Since being removed from office by a no-confidence vote in the legislature in April, Khan has held protests across the country calling for snap elections, but the government has said they will be held as scheduled in October or November next year.

In response to a query about the government's possible use of force to impede protesters, he claimed that his protest march will be peaceful and that he has no intention of entering the capital's red zone.

"We will remain peaceful as families will join us," Khan said, adding that the government will be held accountable "if they use any force against peaceful people."

Political, economic uncertainty

The government has already promised that demonstrators will be barred from entering Islamabad, and they expect to deploy some 30,000 law enforcement to encircle the capital for protection.

The authorities also sent hundreds of containers into Islamabad to barricade all entry points before the demonstrators arrived.

Last week's ruling has added to the political and economic uncertainty plaguing Pakistan this year.

The 70-year-old cricketer-turned-politician was accused of misusing his 2018 to 2022 premiership to buy and sell gifts in state possession that were received during visits abroad and worth more than 140 million Pakistani rupees ($634,920.63).

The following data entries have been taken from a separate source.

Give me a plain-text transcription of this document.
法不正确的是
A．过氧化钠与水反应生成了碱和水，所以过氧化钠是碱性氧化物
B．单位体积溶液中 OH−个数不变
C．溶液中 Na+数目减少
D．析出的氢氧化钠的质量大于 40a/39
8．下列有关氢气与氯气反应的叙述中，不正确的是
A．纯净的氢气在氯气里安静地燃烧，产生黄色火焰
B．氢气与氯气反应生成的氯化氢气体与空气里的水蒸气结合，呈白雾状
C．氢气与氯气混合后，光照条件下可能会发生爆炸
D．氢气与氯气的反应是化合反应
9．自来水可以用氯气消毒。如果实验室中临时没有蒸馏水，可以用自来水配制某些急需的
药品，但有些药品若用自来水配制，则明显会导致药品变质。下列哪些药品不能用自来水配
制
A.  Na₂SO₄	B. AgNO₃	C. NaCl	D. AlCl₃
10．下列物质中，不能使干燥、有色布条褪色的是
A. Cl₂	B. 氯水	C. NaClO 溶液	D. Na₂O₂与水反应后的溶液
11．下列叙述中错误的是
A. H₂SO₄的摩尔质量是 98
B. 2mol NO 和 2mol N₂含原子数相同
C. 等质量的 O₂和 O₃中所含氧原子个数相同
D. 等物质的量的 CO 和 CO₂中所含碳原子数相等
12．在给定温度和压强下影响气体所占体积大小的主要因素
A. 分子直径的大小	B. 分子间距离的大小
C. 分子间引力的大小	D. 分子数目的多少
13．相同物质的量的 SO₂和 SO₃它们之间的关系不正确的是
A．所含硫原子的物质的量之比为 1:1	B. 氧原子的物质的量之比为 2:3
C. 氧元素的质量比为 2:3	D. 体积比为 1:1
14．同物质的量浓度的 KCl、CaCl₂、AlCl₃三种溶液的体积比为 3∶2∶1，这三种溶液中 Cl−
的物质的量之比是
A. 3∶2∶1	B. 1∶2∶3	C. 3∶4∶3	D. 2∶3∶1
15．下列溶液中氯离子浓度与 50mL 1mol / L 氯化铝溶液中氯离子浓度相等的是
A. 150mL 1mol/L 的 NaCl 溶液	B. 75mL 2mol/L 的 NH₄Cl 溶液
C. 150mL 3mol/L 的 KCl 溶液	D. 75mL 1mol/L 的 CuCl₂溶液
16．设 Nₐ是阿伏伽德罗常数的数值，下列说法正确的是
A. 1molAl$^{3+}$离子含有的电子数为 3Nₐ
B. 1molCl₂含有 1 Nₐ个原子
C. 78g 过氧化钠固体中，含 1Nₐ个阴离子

The Election Commission of Pakistan ruled that Khan would be removed from his seat in parliament but did not order a longer disqualification from public office, which under Pakistani law can be up to five years.

The Islamabad High Court, however, said he is not barred from contesting elections in the future.

The political instability has also fuelled economic uncertainty, with international ratings agencies questioning if the current government can maintain difficult economic policies in the face of political pressure and looming elections.